Words Matter

Nursing home patients or nursing home residents?

By Rick Machemer, Ph. D.

Words matter. They have power. Words generate an image — in the person using them as well as in the person receiving them.

Does the word and its image accurately reflect reality? What if the word and the image cause harm, not physical, but cognitive or emotional? Do we change this word to be more fashionable, more correct? Or do we change the word to more accurately describe the situation?

Now put this word, with its image, into the context of a person living in a nursing home for the remainder of their life.

We often refer to a person living in a nursing home as a patient. The image of a patient is of a person who is ill or has a disease or has been injured, who needs treatment, and then leaves. The person accepts the treatment passively. It’s unusual for other than the person’s medical history to be known. Anything else may seem irrelevant to the treatment. While appropriate in an acute medical setting, this one-dimensional view of the person is inappropriate in a long-term care setting. Nursing home is after all, two words, nursing and home. Nursing to focus on the on-going medical needs of the person. Home, a place to live in which all the many dimensions of the individual — family, friends, education, work, memories, dreams, concerns, fears, the things of a complete life — are known, are important. The word patient used in a nursing home “reduces” this complex individual to “only” a chronic illness or disability. Everything else about the person becomes secondary.
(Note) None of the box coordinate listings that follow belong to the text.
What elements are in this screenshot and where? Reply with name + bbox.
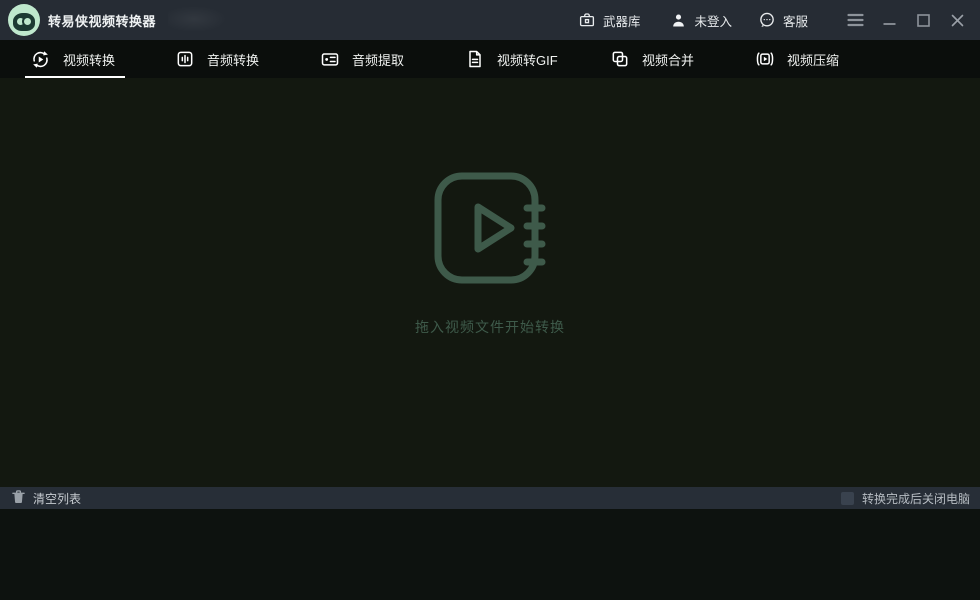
chat-icon: [758, 11, 776, 29]
title-bar: 转易侠视频转换器 武器库: [0, 0, 980, 40]
arsenal-button[interactable]: 武器库: [578, 11, 641, 30]
tab-label: 音频提取: [352, 50, 404, 69]
tab-label: 音频转换: [207, 50, 259, 69]
app-logo-icon: [8, 4, 40, 36]
service-button[interactable]: 客服: [758, 11, 808, 30]
drop-hint-text: 拖入视频文件开始转换: [415, 317, 565, 337]
app-title: 转易侠视频转换器: [48, 0, 156, 40]
audio-convert-icon: [175, 49, 195, 69]
close-icon: [951, 14, 964, 27]
shutdown-label: 转换完成后关闭电脑: [862, 490, 970, 507]
watermark: [168, 6, 226, 32]
app-window: 转易侠视频转换器 武器库: [0, 0, 980, 600]
minimize-icon: [883, 13, 896, 27]
service-label: 客服: [783, 11, 808, 30]
tab-audio-extract[interactable]: 音频提取: [304, 40, 449, 78]
clear-list-label: 清空列表: [33, 490, 81, 507]
video-merge-icon: [610, 49, 630, 69]
video-placeholder-icon: [430, 170, 550, 291]
feature-tab-bar: 视频转换 音频转换 音频提取: [0, 40, 980, 78]
tab-audio-convert[interactable]: 音频转换: [159, 40, 304, 78]
shutdown-option: 转换完成后关闭电脑: [841, 490, 970, 507]
close-button[interactable]: [940, 0, 974, 40]
video-drop-zone[interactable]: 拖入视频文件开始转换: [0, 78, 980, 487]
audio-extract-icon: [320, 49, 340, 69]
video-to-gif-icon: [465, 49, 485, 69]
tab-video-convert[interactable]: 视频转换: [14, 40, 159, 78]
bottom-panel: 转换格式: MP4 - 保持原视频设置 存储目录: C:\Users\Admin…: [0, 509, 980, 600]
tab-label: 视频合并: [642, 50, 694, 69]
tab-video-merge[interactable]: 视频合并: [594, 40, 739, 78]
tab-label: 视频压缩: [787, 50, 839, 69]
minimize-button[interactable]: [872, 0, 906, 40]
list-toolbar: 清空列表 转换完成后关闭电脑: [0, 487, 980, 509]
video-convert-icon: [30, 49, 51, 70]
tab-video-to-gif[interactable]: 视频转GIF: [449, 40, 594, 78]
login-button[interactable]: 未登入: [670, 11, 732, 30]
shutdown-checkbox[interactable]: [841, 492, 854, 505]
arsenal-icon: [578, 11, 596, 29]
trash-icon: [12, 490, 25, 507]
maximize-icon: [917, 14, 930, 27]
tab-video-compress[interactable]: 视频压缩: [739, 40, 884, 78]
maximize-button[interactable]: [906, 0, 940, 40]
user-icon: [670, 12, 687, 29]
clear-list-button[interactable]: 清空列表: [12, 490, 81, 507]
tab-label: 视频转GIF: [497, 50, 558, 69]
menu-button[interactable]: [838, 0, 872, 40]
menu-icon: [847, 13, 864, 27]
arsenal-label: 武器库: [603, 11, 641, 30]
video-compress-icon: [755, 49, 775, 69]
tab-label: 视频转换: [63, 50, 115, 69]
login-label: 未登入: [694, 11, 732, 30]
Remember, this is now their home. The individual may continue to actively participate in daily life activities and in their care. They didn’t check their history, their memories, their dreams, their fears, the rest of their non-medically-related life at the door.

What image do we want to convey when we speak about an individual living in a nursing home? Is it a one-dimensional view — to focus on only the medical needs? Is this person to no longer have a say about their life? Are they to lose their history, dreams, fears, memories? Do they exist only to receive care? If so, use patient. If we want to see them as a unique human being with a past, looking toward a future, filled with memories, encouraged as able to participate in their care, sharing all the human emotions, then use resident.

It’s critical to focus on the person first as a resident in their home, and the medical and other care needs second. It’s a decision. That decision affects the person and how they see themselves. It affects how others see and interact with this person.

There is a choice — make the individual into a one-dimensional caricature who needs only care. Or acknowledge and celebrate all that makes this individual a complete human being – a resident who needs care – in their home.


Rick Machemer, PhD, is the cofounder of the Lifespan Gerontology Program in 1981 and a former biology and gerontology professor at St. John Fisher University.